NICKY CASSELS AGAINST NEW ZEALAND RETAIL
NZ Retail is the magazine of the Retail Merchants Association of New Zealand.In-house advertisements published in the magazine were the subject of a complaint to the Advertising Standards Complaints Board (ASCB) by Nicky Cassels.
The way in which the magazine described the complaint in a subsequent issue became the subject of a further complaint by Nicky Cassels, this time to the Press Council, which deals with editorial content.
She is the director of Adjust Media, which publishes a competing retail magazine, CounterAction. She has previously sold advertising for NZ Retail.
Before addressing the Press Council complaint, it is necessary to outline a series of events related to the advertisement complaint:
- On April 24, 2001 the executive officer of the NZ Audit Bureau of Circulation, Hilary Souter, wrote to the managing editor of NZ Retail, Martin Craig, taking issue with in-house advertisements on its circulation and distribution that had appeared. She suggested the advertisements be reworded on the way it described itself and in the way it presented circulation figures.
- - On May 10 the Advertising Standards Complaints Board advised NZ Retail that it was the subject of a complaint by Nicky Cassels over an in-house advertisement (presumed to be one of those also identified by the Audit Bureau of Circulation.)
- - On May 18 the Chief Executive of the Retail Merchants Association, John Albertson, responded to the ASBC saying it had recently realised that the copy in the two advertisements ''was not entirely correct'' and they had been reworded for the June issue.
- - One June 25 the chairman of the Advertising Standards Complaints Board, Laurie Cameron, issued a decision on the Cassels complaint- namely that as the advertisements had been reworded, the matter had been ''resolved and could be regarded as settled.'' ''As the principles of self-regulation had been fulfilled it would serve no further purpose to place the matter before the board,'' his decision said.
The September issue of NZ Retail ran the following brief statement headed ''COMPLAINT AGAINST NZRETAIL REJECTED''
''The Advertising Standards Complaints Board has rejected a complaint against New Zealand Retail by Nicky Cassels [their emphasis] of Adjust Media. The complaint was made against the in-house ads published in NZ Retail itself. Adjust Media is the publisher of another retail periodical, Counteraction.''
Nicky Cassels’ complaint to the Advertising Standards Authority about this statement was referred to the Press Council. She claimed that the statement did not accurately reflect the finding of the ASCB and that it ''deliberately misleads and misinforms readers by omission of facts and published findings.''
She also objected to be being named as the complainant and having her name highlighted in bold. She said it portrays her in an unfavourable light and breached her privacy. She complained that in stating Adjust Media published another retail magazine was to imply malicious intent.

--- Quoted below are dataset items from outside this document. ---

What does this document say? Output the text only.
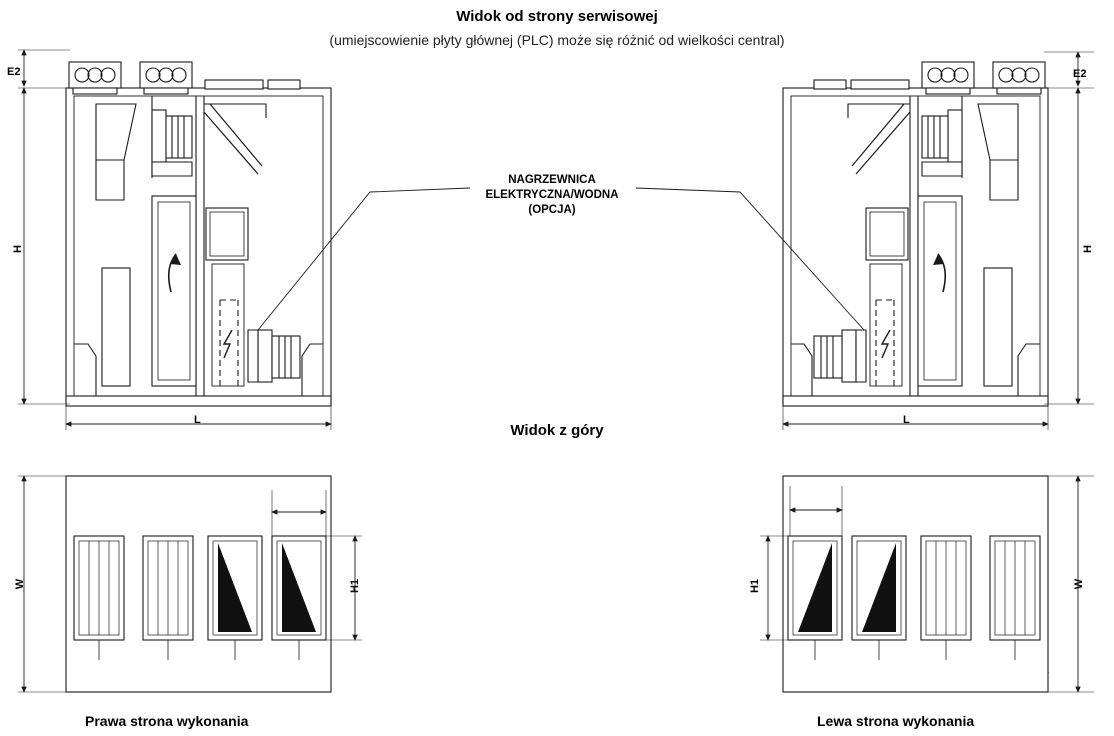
Widok od strony serwisowej
(umiejscowienie płyty głównej (PLC) może się różnić od wielkości central)
NAGRZEWNICA
ELEKTRYCZNA/WODNA
(OPCJA)
Widok z góry
H
E2
L
H
E2
L
W	H1	W
H1
Prawa strona wykonania	Lewa strona wykonania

She also complained that a table of half-yearly circulation figures of retail publications run on the same page as the statement, with CounterAction (correctly) described as ''no audit received,'' was anti-competitive.
NZ Retail managing editor Martin Craig responded by saying he believed that while the actual wording of the ASCB chairman was not quoted in the newsbrief, he believed it was ''within the spirit of the decision.'' He said the matter had to be seen in context of the sequence of events, which he outlined as above.
''There was no negotiation between NZ Retail and the complainant or the ASBC,'' he said. ''The chairman, in the light of all the circumstances simply declined to put the matter before the board.''
The Press Council has no grounds for upholding a complaint about the publication of the circulation figures on the same page as the newsbrief. It is a perfectly acceptable competitive practice, not an anti-competitive one.
Nor are there any grounds for upholding a complaint on the basis that Nicky Cassels was named and highlighted in bold and that she was connected to a rival magazine. The name of the complainant was a relevant fact. But there are grounds for concern at the statement ''Complaint against NZ Retail rejected.”
The fact is that objections were made about the magazine's in-house ads by a professional body and the advertisements were subsequently corrected. That allowed the ASCB chairman to declare a similar complaint before him settled. To state that the complaint was rejected was wrong in fact and ''in spirit''.
The magazine acted properly and promptly on the letter it received from the NZ Audit Bureau of Circulation. Yet readers would have been misled into believing there had been no fault in the advertisements. NZ Retail misled by omitting the facts and making a statement that was not correct. That part of the complaint is upheld.